La ventisettenne nata in Libano, naturalizzata statunitense, ha raggiunto la massima fama nell’ottobre del 2014, quando diventa un’attrice pornografica. In poco tempo, scala tutte le classifiche di Pornhub grazie alle produzioni targate Bang Bros; un mondo che ben presto si rivelerà a doppio taglio, visto e considerato che riceverà minacce di morte dopo essere apparsa in filmati pornografici indossando un hijab e mostrando tatuaggi di stampo conservatore libanese. Cosi nel 2016, per «gravi minacce da parte di esponenti dell’ISIS», Mia si ritira dalle scene cercando di riappropriarsi della sua vita con non poche difficoltà. Difatti, con la sua popolarità, era solo questione di tempo prima che su Instagram, sul suo profilo da oltre venti milioni di follower, non arrivassero altrettanti milioni di haters, pronti a schernire lei e il suo compagno Robert Sandberg, chef di fama mondiale.

Pochi giorni fa, Kia Flowers ha deciso di lanciare una petizione a seguito dei numerosi post da parte di Mia verso quelle persone che di lei si ricordano solo i «tre mesi più bassi, più tossici e più insoliti della tua vita quando avevi 21 anni» e verso un’industria che nonostante le molteplici richieste da parte del suo staff di rimuovere i contenuti, non ha fatto altro che continuarli a promuovere, come se Mia non si fosse mai ritirata. Inoltre, a chi negli scorsi giorni ha accusato la ventisettenne di aver ricevuto milioni di dollari per quei video, la stessa ha risposto in un video dichiarando di aver percepito 12.000 dollari a fronte dei milioni di dollari incassati dalle industrie che l’hanno sfruttata non appena ventunenne. Sfruttata e abusata, come di recente ha confessato sui suoi canali social:

«Jordan Sibbs, direttore di Bang Bros, mi disse che un fotografo di Vogue, avrebbe potuto riabilitare la mia figura con degli scatti professionali», qualcosa però non tornava perché «fui portata sul tetto da sola, con lui. Mi consegnò un hijab e dopo averlo indossato cominciò a fotografarmi. Dopodiché, mi chiese di spogliarmi completamente e di posare attaccata al muro. La parte peggiore fu quando avvicinò le sue mani al mio corpo, contorcendolo o toccandolo a suo piacimento, per i fini delle foto» che furono pubblicate senza che Mia lo sapesse e senza alcuna forma di retribuzione.

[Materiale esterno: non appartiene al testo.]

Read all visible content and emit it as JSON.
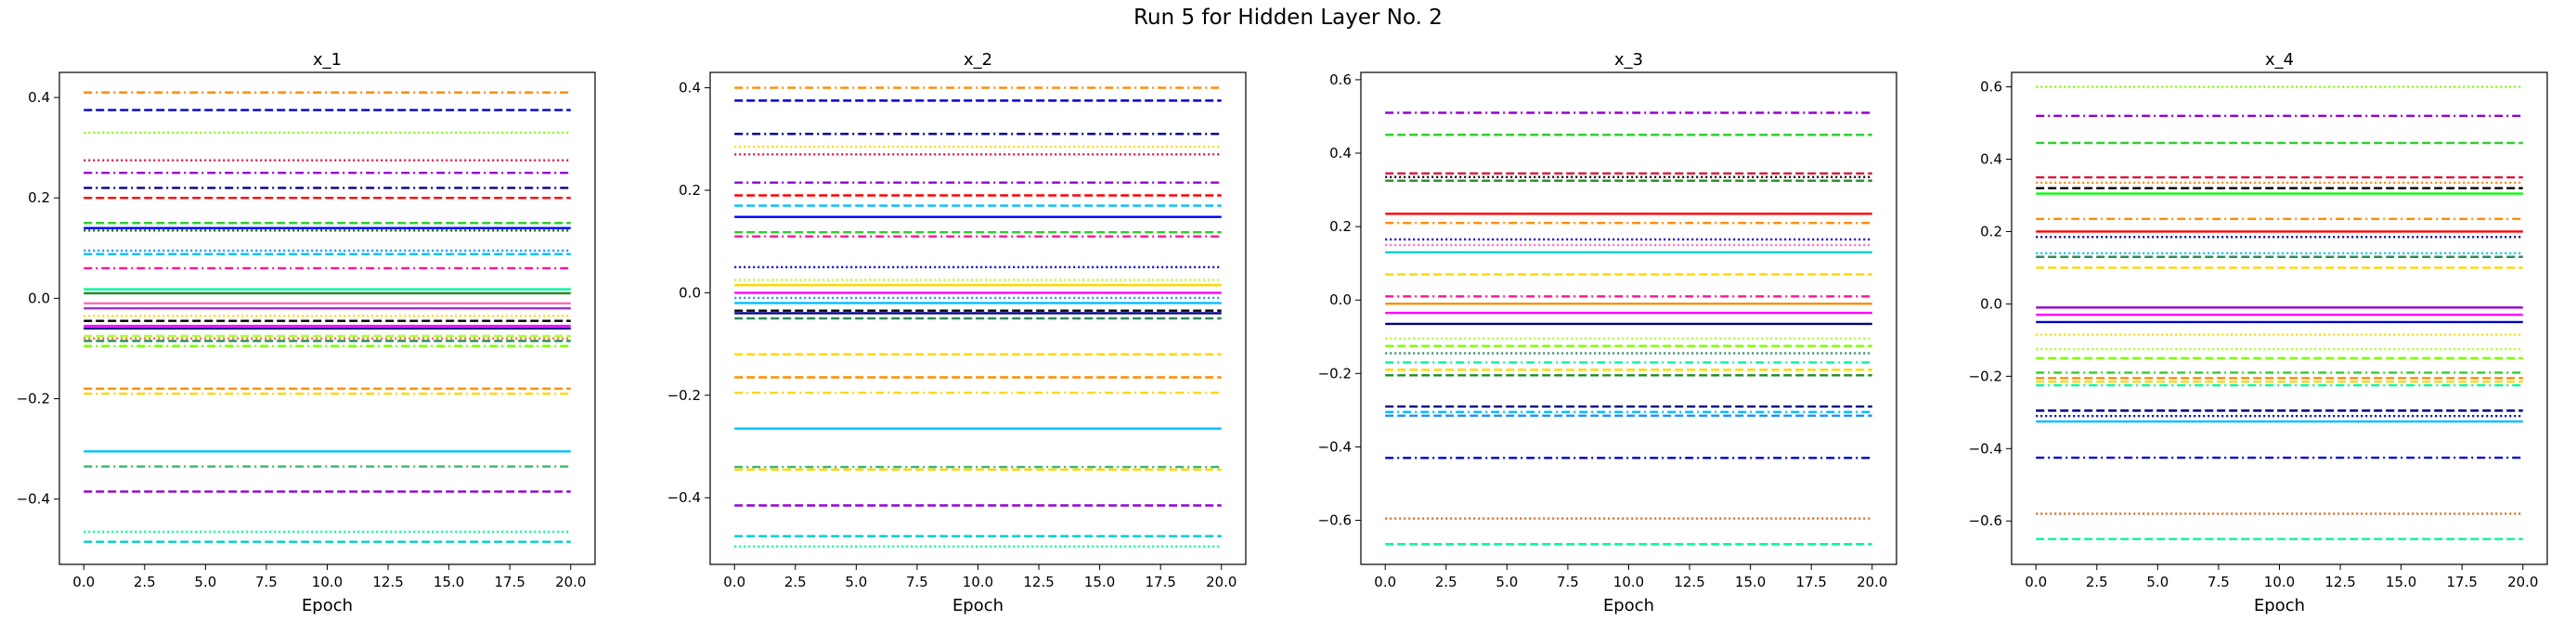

«Non mi hanno mai vista come un essere umano con un’anima e un futuro, sono stata merce nelle mani di questi uomini che non erano affatto preoccupati della mia salute, non avevo alcun controllo».

L’industria del porno non è esente dal trattare le proprie attrici e attori in modo umano e rispettoso, specie quando quest’ultimi hanno il desiderio di ricominciare la loro vita, senza che i contenuti delle loro professioni passate diventino il marchio del loro presente e del loro futuro.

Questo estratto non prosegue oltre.